Chief locates the area, and sticks his hands in the machine. Are they dirty enough? He's had too many algae meatloafs, I guess, because he can't fit in. And who should show up just in time, of course, but Danny Noon. Whose hands were meant for architecture. Whose beautiful hands were meant to create beauty, places for living, places where space speaks, where living and the line are in accordance. To work in math and lines so clear they're like looking through glass. To build cabins.

Danny sticks his hand in the machine, everybody yells at everybody else, it's really super intense, but at least Chief's not in danger. Hey, once they took Saul's eye, who knows? Not us, until they said Danny's name out loud -- that's how you know they're fracked -- and put him here, now, to do this. Everybody -- Chief, Fenner -- talks Danny through it, whatever the feldercarb is that he's working with. And it works, and the line gets going. And the tylium rolls. And when he pulls his arm out, it's ripped open by the machinery, and he begins to scream.

Seelix deals with my Danny, as everybody stares. Children. Chief. Fenner, talking loudly through it, and they lay the boy down upon the floor, his arm half gone, and Chief looks at him, and looks at Seelix, and looks at Xeno Fenner. Chief thinks about machines, and people, and war, and mutiny, and how solving problems is not the same as keeping them alive. And Chief stands up, as Seelix is shouting for gauze, and he meets Fenner's eyes -- it only takes one look -- and the two of them make their way down the line. Down past the belt, and the smelter, and the engine, and the motor, and the fire, and the sparks, and the ore, and everybody watches, stares. And Galen Tyrol looks at the lever, and at Fenner, and he does the math.

Xeno's Paradoxes are twofold: the second paradox ("You Cannot Even Start") illustrates how if a Geminon wants to reach a Caprican freighter, even if it's stationary, he has to go half the way; before he gets half the way, he must go a quarter; but first, one-eighth; but before then, a sixteenth. The first states that if you have a Caprican and a Geminon, the Geminon has to take a certain amount of time to reach the place where the Caprican already was. In this time, the Caprican has moved forward: the Geminon has to break that glass ceiling and move forward again. Whenever Achilles reaches a place the tortoise has been, even over generations, he still has farther to go. (Even though it's shitty to call the estate tax "the death tax," that doesn't change the essential shittiness of not having an estate tax at all, because money is changing hands whether it's earned or not; graduate education is the secret magic hacker codes of the world that rich white men hand down to their rich white sons, along with their money, and everybody else can suck it.)

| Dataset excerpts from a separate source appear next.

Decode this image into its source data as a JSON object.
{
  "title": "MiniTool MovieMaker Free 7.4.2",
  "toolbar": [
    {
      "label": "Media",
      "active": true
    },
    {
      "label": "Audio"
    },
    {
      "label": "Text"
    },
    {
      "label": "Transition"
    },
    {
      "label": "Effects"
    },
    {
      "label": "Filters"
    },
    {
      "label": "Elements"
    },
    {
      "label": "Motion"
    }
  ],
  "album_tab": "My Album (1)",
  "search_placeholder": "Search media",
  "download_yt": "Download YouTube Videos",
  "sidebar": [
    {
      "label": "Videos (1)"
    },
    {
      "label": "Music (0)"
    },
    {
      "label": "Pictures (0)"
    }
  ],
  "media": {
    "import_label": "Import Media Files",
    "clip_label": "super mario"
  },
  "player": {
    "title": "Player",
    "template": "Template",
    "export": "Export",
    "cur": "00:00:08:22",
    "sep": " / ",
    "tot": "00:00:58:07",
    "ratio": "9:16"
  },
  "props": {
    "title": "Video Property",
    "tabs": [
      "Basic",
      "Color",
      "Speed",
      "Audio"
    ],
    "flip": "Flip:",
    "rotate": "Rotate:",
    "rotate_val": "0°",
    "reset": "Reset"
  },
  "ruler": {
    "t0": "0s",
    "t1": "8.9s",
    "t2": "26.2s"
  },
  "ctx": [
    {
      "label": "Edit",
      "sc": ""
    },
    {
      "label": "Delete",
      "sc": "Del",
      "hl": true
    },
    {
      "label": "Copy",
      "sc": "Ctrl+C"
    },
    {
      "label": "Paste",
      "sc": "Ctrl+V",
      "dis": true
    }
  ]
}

Chief pulls the levers back, at the head of the line, and the line stops. He hops up jauntily on a hatch ladder, swinging like Curious George, like a member of the Miserables chorus, like a perfect idiot, and calls out: "This plant is off-line! We're on strike!" A thousand dirty hands raise into the air, pound against the belt, against the line, and into the air again.

Back on Galactica , the deckhands are having a great old time, playing cards and giggling, as a grip of Pilots come storming down the stairs, ready for bullshit. At their point is Starbuck, making a face that can only be described as scary as shit. Pollux -- looking like Cally's white-trash aunt who's actually just a couple of years older than Cally, and they gossip about the family on their breaks, only probably their families are dead so the metaphor kind of falls apart, but you know they smoke cigarettes -- looks up from her game, all, "Need somethin', Captain?" Now, I can barely even remember who Kara is at this point, but I know you don't fucking talk to her like that. I was reading the old recaps the other day, and I was kind of horribly surprised by this whole speech about her during the Occupation, how she had to be in Leoben Stir because otherwise she would rock out so hardcore nobody would survive and the Occupation would never have happened. I can barely remember loving her that much. (This episode helps.) So she's like, "Fucking A?" And Pollux, not without grace, apologizes that they're on "vital missions only" and that they've sent the CAP out, so they've done it. Racetrack asks what the hell she means, and Pollux admits that Chief, via Cally, has put them on strike. And I know it's kind of lame and story-ordered, but damn if I didn't cheer right then too, thanks to little Danny Noon. He's like my new Billy, I might be bringing him up without warning for years now.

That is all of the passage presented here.